Siendo así que todos estos dones de Dios los recibimos por Jesucristo, nuestra conversión consistirá en adherirnos a él, unir a él nuestra vida por una fe incondicional, hasta el punto que Jesús sea nuestra razón de ser y de actuar, nuestra esperanza y nuestro refugio. Hablamos de Jesús resucitado, que no es un fenómeno histórico pasado, sino vivo y presente en nosotros, tal como lo había prometido. El va construyendo su Iglesia, pueblo de Dios, haciendo realidad nuestra salvación, por la presencia de su Espíritu, que obra y actúa en nosotros.
Convertirme, pues, es confiar y creer más en la obra salvadora de Dios en mí, por medio del Espíritu de Jesús. Es abrirme y dar paso a la acción amorosa de Dios. Como dice San Pablo: «Lo que somos es obra de Dios: él nos ha creado en Cristo Jesús, con miras a las buenas obras que dispuso desde antes, para que nos ocupáramos de ellas«.
Es la misma doctrina que encontramos en el Evangelio de San Juan que se ha leído. Jesús explica a Nicodemo que, así como los israelitas en el desierto se salvaron de las picaduras de serpientes venenosas, mirando la serpiente de bronce que Moisés había colocado como estandarte; así también nos vendrá a nosotros la salvación y la vida eterna, mirando con fe al Hijo del hombre elevado en la cruz; puesto que «Dios no mandó a su Hijo a este mundo para condenarlo, sino para que por él, el mundo sea salvo«.
Jesús sigue explicando a Nicodemo, que la venida del Hijo de Dios es como la aparición de la luz en el mundo, porque él es verdaderamente la luz interior de los hombres. Aquellos que se acercan a Jesús y creen en él recibirán los beneficios de la luz, serán instruidos en la verdad y se salvarán, gracias a él. A continuación, la luz de Cristo clarificará también las obras, haciendo desaparecer progresivamente -a nuestro ritmo- las obras de las tinieblas, que son obras de mentira y frustración. Y las substituirá por obras de la luz, conforme a la verdad, para la felicidad y la salvación.

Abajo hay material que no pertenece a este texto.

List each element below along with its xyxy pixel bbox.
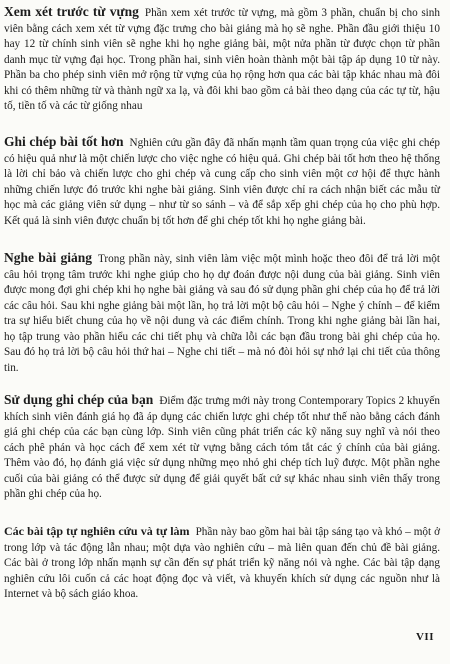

Ahora podría seguir un breve examen personal de conciencia, para preguntarnos cuán cerca estamos de Jesús en la vida de fe y de confianza; en cuánto valoramos la luz y la verdad de Jesús que nos es dada, para iluminar nuestras obras y acercarnos a la salvación.
>Nuestros actos concretos, en especial nuestras actitudes profundas, son el fruto de nuestro árbol -de lo que somos- :»Por sus frutos los conoceréis«. Evaluando nuestra vida concreta y su comportamiento, conoceremos la profundidad o la superficialidad de la acogida que ofrecemos al don de Dios por la fe, la esperanza y el amor.
Lecturas:
- Ef 2, 1 – 10
- Salmo: A elegir entre los propuestos paraCelebraciones Penitenciales.